The use of mailed balloting increased even more when Raffensperger took the initiative to send absentee ballot applications to all registered Georgia voters for the presidential preference primary. After that, his office created an online portal system to make it easier for voters to request absentee ballots.

“So the die has been cast now that hundreds of thousands more ballots were used in that form this year than ever before which is a good thing if that encourages people to vote and vote conveniently and safely,” Cox said. “… But what it sets up is a lot of manual processing of paper envelopes and signature matching that Georgia was not really well equipped for.”

More than 1.3 Georgians chose to utilize an absentee ballot to cast their vote in the general election. Despite a majority of those returned in the days and weeks leading up to Nov. 3, more than 42,000 were returned and accepted on Election Day itself.

A court ruling allowed counties to begin processing mail-in ballots before the election, but none could be tabulated until then. Counties have to verify signatures on the outside of absentee ballots and take part in a painstaking, one-by-one review of any absentee ballots that were unintentionally mis-marked and couldn’t be read by the scanners.

Shino said the long delay in results was also anticipated.

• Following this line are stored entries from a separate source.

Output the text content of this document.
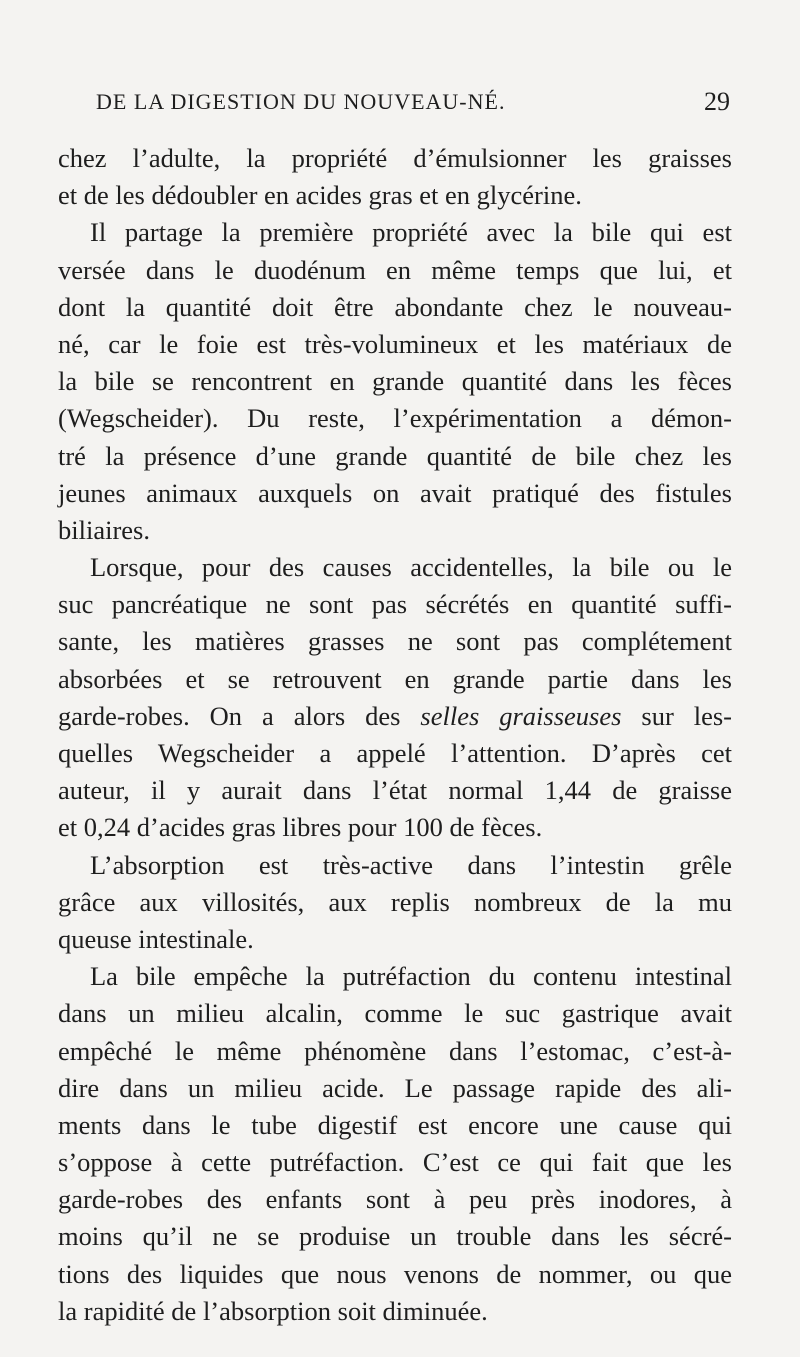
DE LA DIGESTION DU NOUVEAU-NÉ.	29
chez l’adulte, la propriété d’émulsionner les graisses
et de les dédoubler en acides gras et en glycérine.
Il partage la première propriété avec la bile qui est
versée dans le duodénum en même temps que lui, et
dont la quantité doit être abondante chez le nouveau-
né, car le foie est très-volumineux et les matériaux de
la bile se rencontrent en grande quantité dans les fèces
(Wegscheider). Du reste, l’expérimentation a démon-
tré la présence d’une grande quantité de bile chez les
jeunes animaux auxquels on avait pratiqué des fistules
biliaires.
Lorsque, pour des causes accidentelles, la bile ou le
suc pancréatique ne sont pas sécrétés en quantité suffi-
sante, les matières grasses ne sont pas complétement
absorbées et se retrouvent en grande partie dans les
garde-robes. On a alors des selles graisseuses sur les-
quelles Wegscheider a appelé l’attention. D’après cet
auteur, il y aurait dans l’état normal 1,44 de graisse
et 0,24 d’acides gras libres pour 100 de fèces.
L’absorption est très-active dans l’intestin grêle
grâce aux villosités, aux replis nombreux de la mu
queuse intestinale.
La bile empêche la putréfaction du contenu intestinal
dans un milieu alcalin, comme le suc gastrique avait
empêché le même phénomène dans l’estomac, c’est-à-
dire dans un milieu acide. Le passage rapide des ali-
ments dans le tube digestif est encore une cause qui
s’oppose à cette putréfaction. C’est ce qui fait que les
garde-robes des enfants sont à peu près inodores, à
moins qu’il ne se produise un trouble dans les sécré-
tions des liquides que nous venons de nommer, ou que
la rapidité de l’absorption soit diminuée.
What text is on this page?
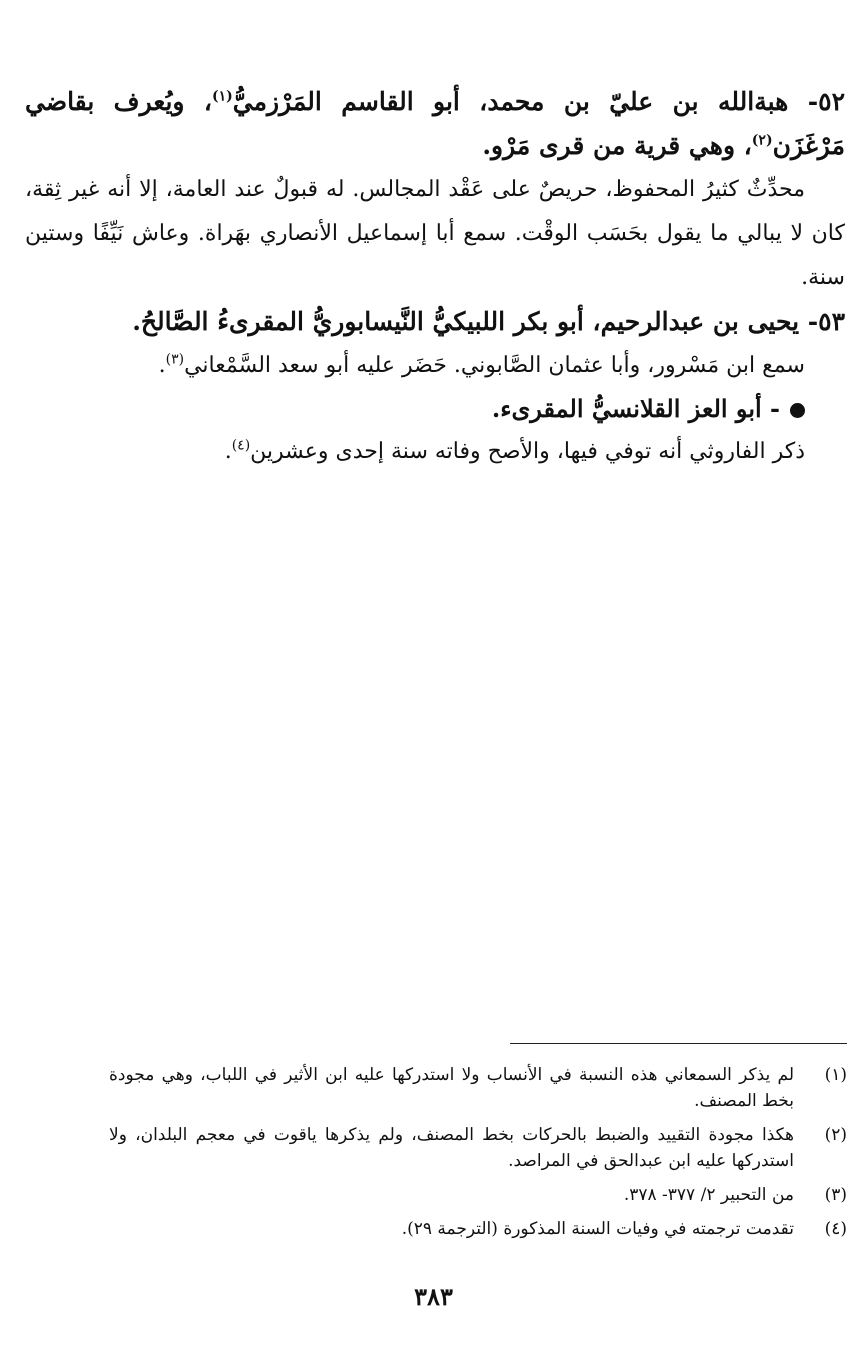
٥٢- هبةالله بن عليّ بن محمد، أبو القاسم المَرْزميُّ$^{(١)}$، ويُعرف بقاضي مَرْغَزَن$^{(٢)}$، وهي قرية من قرى مَرْو.

محدِّثٌ كثيرُ المحفوظ، حريصٌ على عَقْد المجالس. له قبولٌ عند العامة، إلا أنه غير ثِقة، كان لا يبالي ما يقول بحَسَب الوقْت. سمع أبا إسماعيل الأنصاري بهَراة. وعاش نَيِّفًا وستين سنة.

٥٣- يحيى بن عبدالرحيم، أبو بكر اللبيكيُّ النَّيسابوريُّ المقرىءُ الصَّالحُ.

سمع ابن مَسْرور، وأبا عثمان الصَّابوني. حَضَر عليه أبو سعد السَّمْعاني$^{(٣)}$.

- أبو العز القلانسيُّ المقرىء.

ذكر الفاروثي أنه توفي فيها، والأصح وفاته سنة إحدى وعشرين$^{(٤)}$.

(١)
لم يذكر السمعاني هذه النسبة في الأنساب ولا استدركها عليه ابن الأثير في اللباب، وهي مجودة بخط المصنف.

(٢)
هكذا مجودة التقييد والضبط بالحركات بخط المصنف، ولم يذكرها ياقوت في معجم البلدان، ولا استدركها عليه ابن عبدالحق في المراصد.

(٣)
من التحبير ٢/ ٣٧٧- ٣٧٨.

(٤)
تقدمت ترجمته في وفيات السنة المذكورة (الترجمة ٢٩).

٣٨٣
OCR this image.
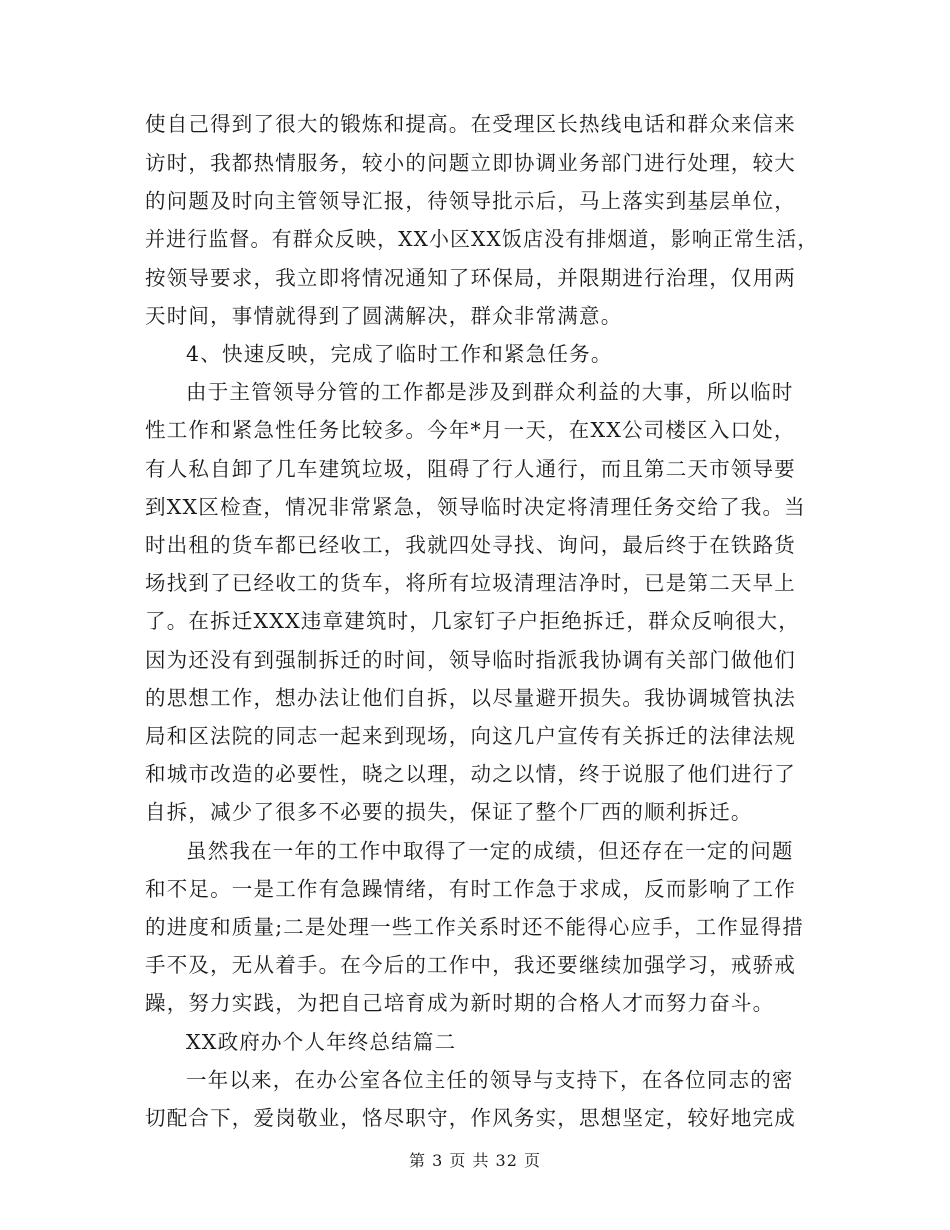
使自己得到了很大的锻炼和提高。在受理区长热线电话和群众来信来
访时，我都热情服务，较小的问题立即协调业务部门进行处理，较大
的问题及时向主管领导汇报，待领导批示后，马上落实到基层单位，
并进行监督。有群众反映，XX小区XX饭店没有排烟道，影响正常生活，
按领导要求，我立即将情况通知了环保局，并限期进行治理，仅用两
天时间，事情就得到了圆满解决，群众非常满意。
4、快速反映，完成了临时工作和紧急任务。
由于主管领导分管的工作都是涉及到群众利益的大事，所以临时
性工作和紧急性任务比较多。今年*月一天，在XX公司楼区入口处，
有人私自卸了几车建筑垃圾，阻碍了行人通行，而且第二天市领导要
到XX区检查，情况非常紧急，领导临时决定将清理任务交给了我。当
时出租的货车都已经收工，我就四处寻找、询问，最后终于在铁路货
场找到了已经收工的货车，将所有垃圾清理洁净时，已是第二天早上
了。在拆迁XXX违章建筑时，几家钉子户拒绝拆迁，群众反响很大，
因为还没有到强制拆迁的时间，领导临时指派我协调有关部门做他们
的思想工作，想办法让他们自拆，以尽量避开损失。我协调城管执法
局和区法院的同志一起来到现场，向这几户宣传有关拆迁的法律法规
和城市改造的必要性，晓之以理，动之以情，终于说服了他们进行了
自拆，减少了很多不必要的损失，保证了整个厂西的顺利拆迁。
虽然我在一年的工作中取得了一定的成绩，但还存在一定的问题
和不足。一是工作有急躁情绪，有时工作急于求成，反而影响了工作
的进度和质量;二是处理一些工作关系时还不能得心应手，工作显得措
手不及，无从着手。在今后的工作中，我还要继续加强学习，戒骄戒
躁，努力实践，为把自己培育成为新时期的合格人才而努力奋斗。
XX政府办个人年终总结篇二
一年以来，在办公室各位主任的领导与支持下，在各位同志的密
切配合下，爱岗敬业，恪尽职守，作风务实，思想坚定，较好地完成
第 3 页 共 32 页
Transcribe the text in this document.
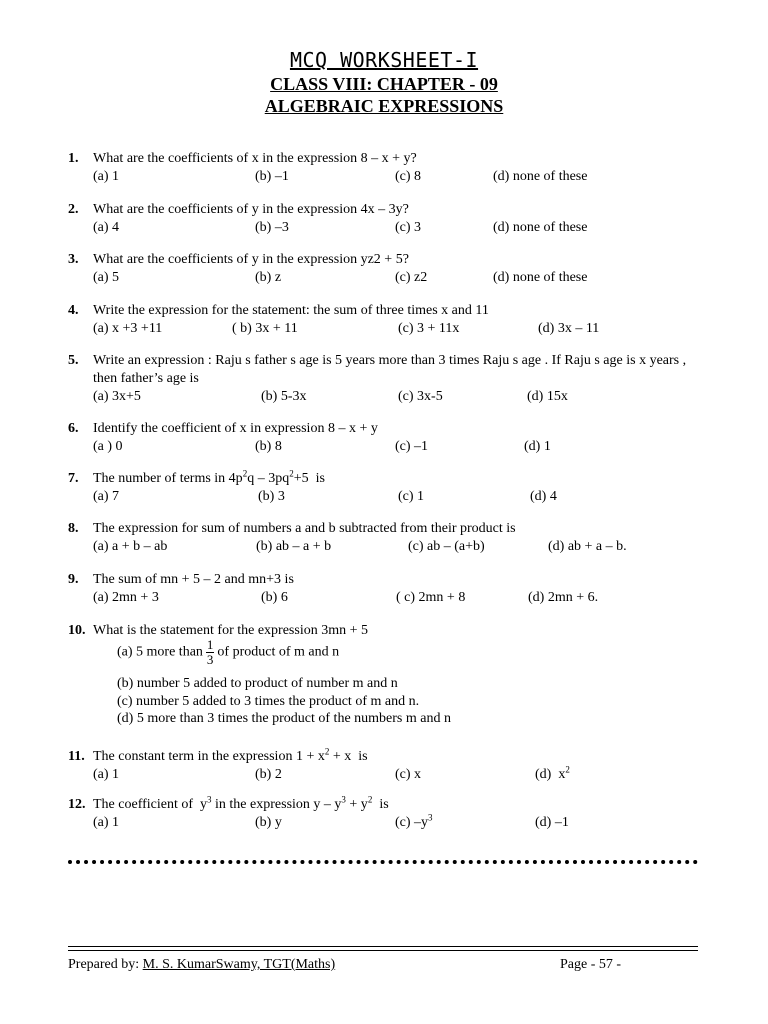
MCQ WORKSHEET-I
CLASS VIII: CHAPTER - 09
ALGEBRAIC EXPRESSIONS
1.	What are the coefficients of x in the expression 8 – x + y?
(a) 1	(b) –1	(c) 8	(d) none of these
2.	What are the coefficients of y in the expression 4x – 3y?
(a) 4	(b) –3	(c) 3	(d) none of these
3.	What are the coefficients of y in the expression yz2 + 5?
(a) 5	(b) z	(c) z2	(d) none of these
4.	Write the expression for the statement: the sum of three times x and 11
(a) x +3 +11	( b) 3x + 11	(c) 3 + 11x	(d) 3x – 11
5.	Write an expression : Raju s father s age is 5 years more than 3 times Raju s age . If Raju s age is x years , then father’s age is
(a) 3x+5	(b) 5-3x	(c) 3x-5	(d) 15x
6.	Identify the coefficient of x in expression 8 – x + y
(a ) 0	(b) 8	(c) –1	(d) 1
7.	The number of terms in $4p^2q - 3pq^2+5$  is
(a) 7	(b) 3	(c) 1	(d) 4
8.	The expression for sum of numbers a and b subtracted from their product is
(a) a + b – ab	(b) ab – a + b	(c) ab – (a+b)	(d) ab + a – b.
9.	The sum of mn + 5 – 2 and mn+3 is
(a) 2mn + 3	(b) 6	( c) 2mn + 8	(d) 2mn + 6.
10. What is the statement for the expression 3mn + 5
(a) 5 more than $\frac{1}{3}$ of product of m and n
(b) number 5 added to product of number m and n
(c) number 5 added to 3 times the product of m and n.
(d) 5 more than 3 times the product of the numbers m and n
11. The constant term in the expression $1 + x^2 + x$  is
(a) 1	(b) 2	(c) x	(d)  $x^2$
12. The coefficient of  $y^3$ in the expression $y - y^3 + y^2$  is
(a) 1	(b) y	(c) $-y^3$	(d) –1
Prepared by: M. S. KumarSwamy, TGT(Maths)	Page - 57 -
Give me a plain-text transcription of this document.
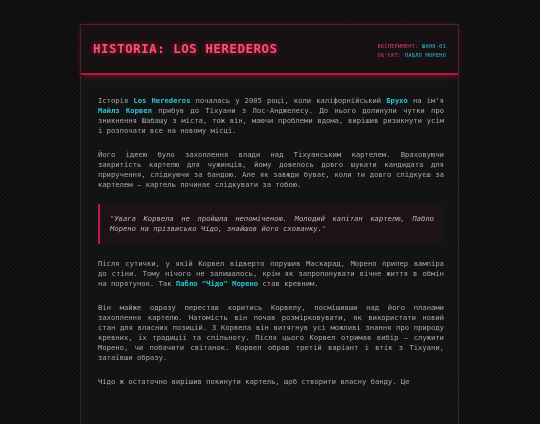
HISTORIA: LOS HEREDEROS	ЕКСПЕРИМЕНТ: ШАН0-01
ОБ'ЄКТ: ПАБЛО МОРЕНО

Історія Los Herederos почалась у 2005 році, коли каліфорнійський Брухо на ім'я Майлз Корвел прибув до Тіхуани з Лос-Анджелесу. До нього долинули чутки про зникнення Шабашу з міста, тож він, маючи проблеми вдома, вирішив ризикнути усім і розпочати все на новому місці.

Його ідеєю було захоплення влади над Тіхуанським картелем. Враховуючи закритість картелю для чужинців, йому довелось довго шукати кандидата для приручення, слідкуючи за бандою. Але як завжди буває, коли ти довго слідкуєш за картелем — картель починає слідкувати за тобою.

"Увага Корвела не пройшла непоміченою. Молодий капітан картелю, Пабло Морено на прізвисько Чідо, знайшов його схованку."

Після сутички, у якій Корвел відверто порушив Маскарад, Морено припер вампіра до стіни. Тому нічого не залишалось, крім як запропонувати вічне життя в обмін на порятунок. Так Пабло "Чідо" Морено став кревним.

Він майже одразу перестав коритись Корвелу, посмішивши над його планами захоплення картелю. Натомість він почав розмірковувати, як використати новий стан для власних позицій. З Корвела він витягнув усі можливі знання про природу кревних, їх традиції та спільноту. Після цього Корвел отримав вибір — служити Морено, чи побачити світанок. Корвел обрав третій варіант і втік з Тіхуани, затаївши образу.

Чідо ж остаточно вирішив покинути картель, щоб створити власну банду. Це
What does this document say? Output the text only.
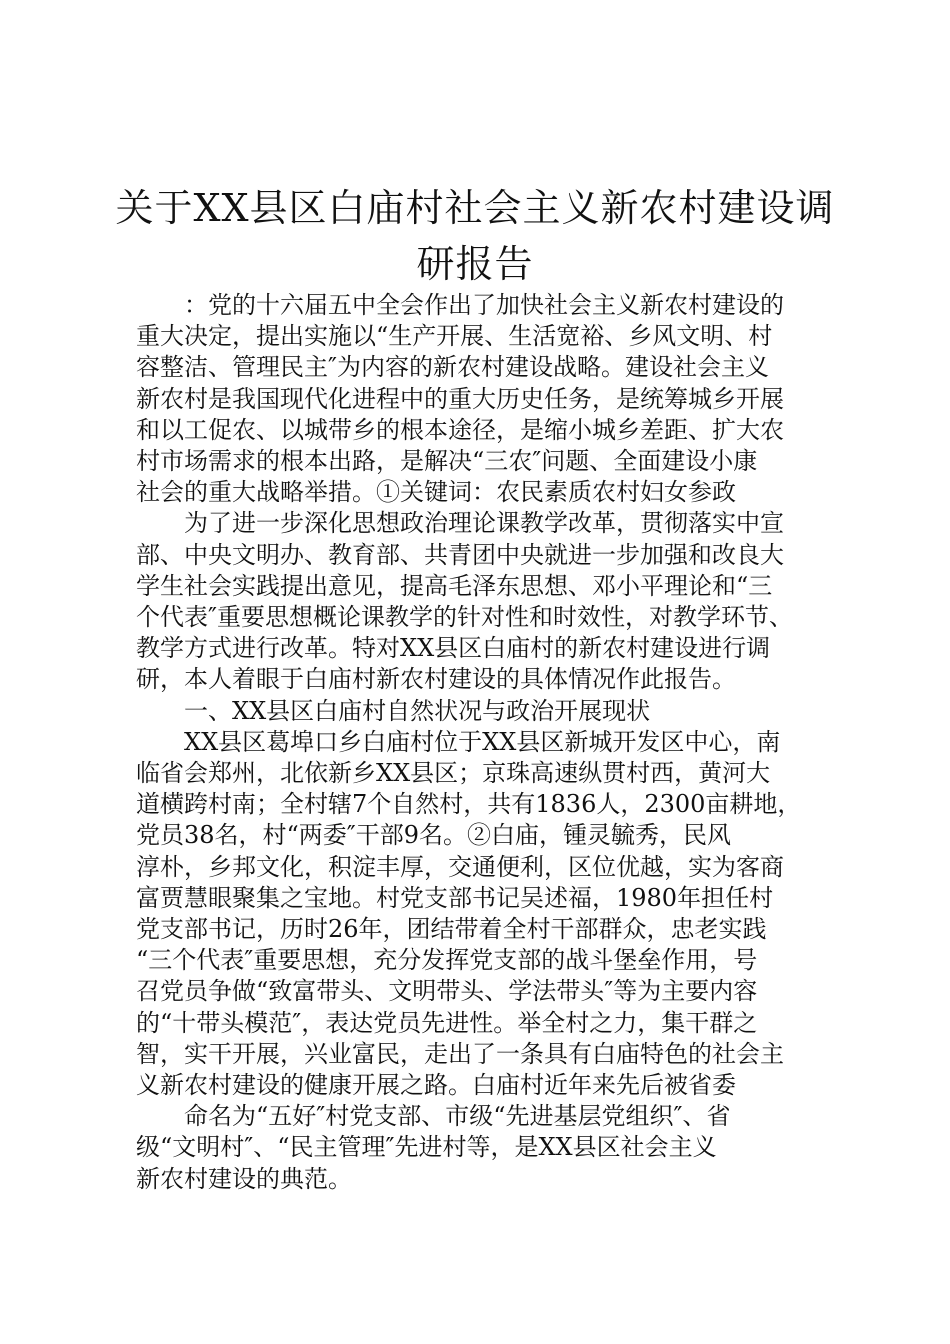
关于XX县区白庙村社会主义新农村建设调
研报告
　　：党的十六届五中全会作出了加快社会主义新农村建设的
重大决定，提出实施以“生产开展、生活宽裕、乡风文明、村
容整洁、管理民主″为内容的新农村建设战略。建设社会主义
新农村是我国现代化进程中的重大历史任务，是统筹城乡开展
和以工促农、以城带乡的根本途径，是缩小城乡差距、扩大农
村市场需求的根本出路，是解决“三农″问题、全面建设小康
社会的重大战略举措。①关键词：农民素质农村妇女参政
　　为了进一步深化思想政治理论课教学改革，贯彻落实中宣
部、中央文明办、教育部、共青团中央就进一步加强和改良大
学生社会实践提出意见，提高毛泽东思想、邓小平理论和“三
个代表″重要思想概论课教学的针对性和时效性，对教学环节、
教学方式进行改革。特对XX县区白庙村的新农村建设进行调
研，本人着眼于白庙村新农村建设的具体情况作此报告。
　　一、XX县区白庙村自然状况与政治开展现状
　　XX县区葛埠口乡白庙村位于XX县区新城开发区中心，南
临省会郑州，北依新乡XX县区；京珠高速纵贯村西，黄河大
道横跨村南；全村辖7个自然村，共有1836人，2300亩耕地，
党员38名，村“两委″干部9名。②白庙，锺灵毓秀，民风
淳朴，乡邦文化，积淀丰厚，交通便利，区位优越，实为客商
富贾慧眼聚集之宝地。村党支部书记吴述福，1980年担任村
党支部书记，历时26年，团结带着全村干部群众，忠老实践
“三个代表″重要思想，充分发挥党支部的战斗堡垒作用，号
召党员争做“致富带头、文明带头、学法带头″等为主要内容
的“十带头模范″，表达党员先进性。举全村之力，集干群之
智，实干开展，兴业富民，走出了一条具有白庙特色的社会主
义新农村建设的健康开展之路。白庙村近年来先后被省委
　　命名为“五好″村党支部、市级“先进基层党组织″、省
级“文明村″、“民主管理″先进村等，是XX县区社会主义
新农村建设的典范。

“Mail-in ballots take a little bit longer to process because sometimes also the election officials need to verify the eligibility of the ballots — they have to check the address, they have to check the signature,” she said. “That slows down the process and Georgia has not dealt with vote-by-mail at this high of a rate in the past. They’re adapting. We’re seeing the slow down in the process but that does not mean the process is bad or not working.”

After the dust settles from this election, Shino expects absentee ballot tabulating to be much smoother in the future.

“We are learning from this and election officials are learning from this experience,” she said.

GOP infighting

Georgia’s Republican congressional delegation has put a target on Secretary of State Raffensperger. U.S. Sens. David Perdue and Kelly Loeffler have called for his resignation.

Cox, who served under both Democratic and Republican administrations, called the unfounded claims from Georgia’s top politicians “irresponsible and completely devoid of of credibility.”

“There really is not any evidence that I have heard that suggest fraud error or mismanagement in the outcome of this election. If there was, I think those senators would have already had lawyers at the courthouse filing a lawsuit,” she said. “… That’s what unfortunately strikes me that these are all comments made with an agenda — to just stir up the voting public and pander to President Trump — but do nothing that is really designed to get the matter resolved.”

As secretary of state, it is not Raffensperger’s job to look for evidence to support their claims, she said.

“The people who don’t like the outcome have the burden of proof in a court of law to contest it, and that’s the way the process works,” she said. “But they don’t get to just throw stuff up in the air and send the secretary of state scurrying around the state, trying to find a needle in the haystack that might look like fraud. That’s their job.”